Leah makes her lips into a small rose and looks away from me. She speaks without opening her mouth.

“Not gonna happen, sweetie. That lady is a bit too stuck in her ways I think. And a bit batty, don't you think?”

“I've only met her once, when she visited Mother.”

“It'll be great staying with me, you'll see. Just until things calm down with your father, and he comes to his senses. I know you're thirteen and all, but he can't just leave you here all the time to look after yourself.”

“What about my friends? I have two friends, Heather and Chauncey.”

“I can take you to say goodbye to them if you want?”

“Maybe.”

“My, think positive, okay? Did you know that positive thoughts create happy lives?”
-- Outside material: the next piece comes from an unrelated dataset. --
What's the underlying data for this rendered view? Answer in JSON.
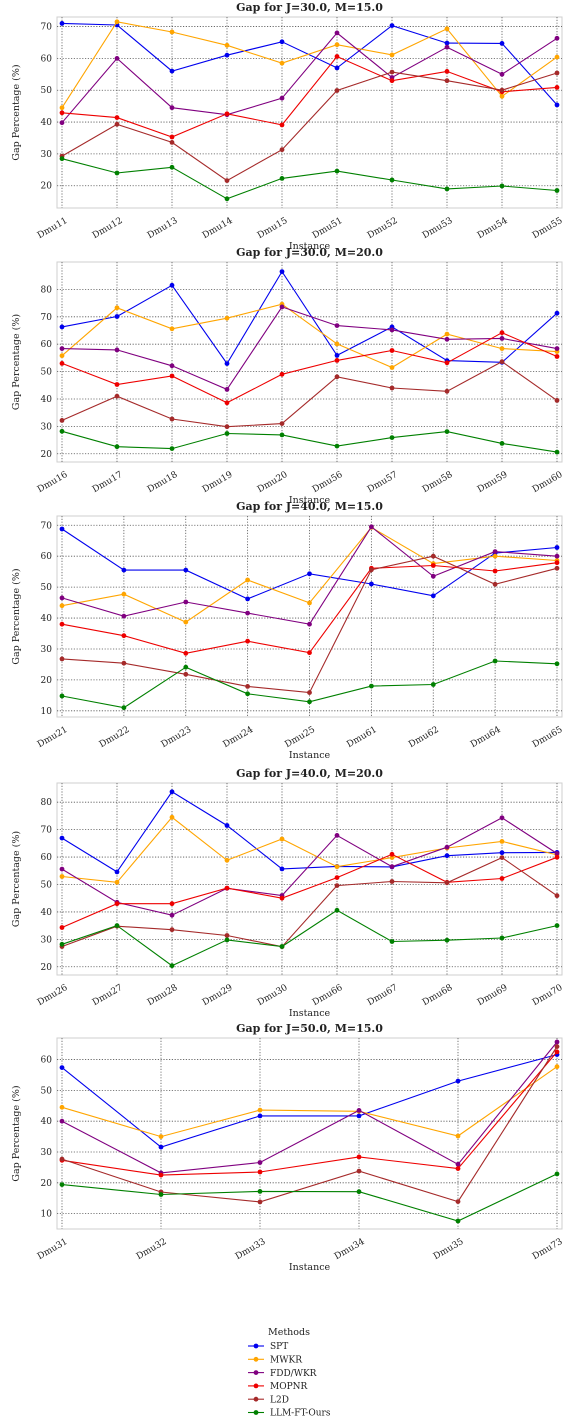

“Please stop calling me that.”

“What?”

“My name is Maya.”

When she leaves for the store, I run back up to my parents' room and pull out my mother's journal. I had stuck it between the mattress and the box spring. I hold it in my hand for a minute, not sure I even want to know what more it has to tell me. I read from where I left off.

November 25
,
1972

I've told Steven I'd go to dinner with him tomorrow night at Roland's. I had to. He has become so damn suspicious, even though he doesn't know exactly about what. And can never know.

I haven't heard from Amar. Isn't it always the way? Haven't heard and I guess maybe it is for the best. I mean, what was I thinking? Older, Indian, a little bit strange. They should have me committed for even considering it.

The secret is that I still do — think about him, that is. And they are not always the purest of thoughts, if you catch my drift!

So, I'm having dinner with Steven at Roland's. Classy. I'll have to wear nylons. He's picking me up in his father's Plymouth Valiant. I'm preparing myself for a lot of ass-kissing if I ever want our relationship to be how it was. Do I? He's mad at me. Especially since I cancelled our study date to go on the picnic with Amar. He'll get over it though. He always does.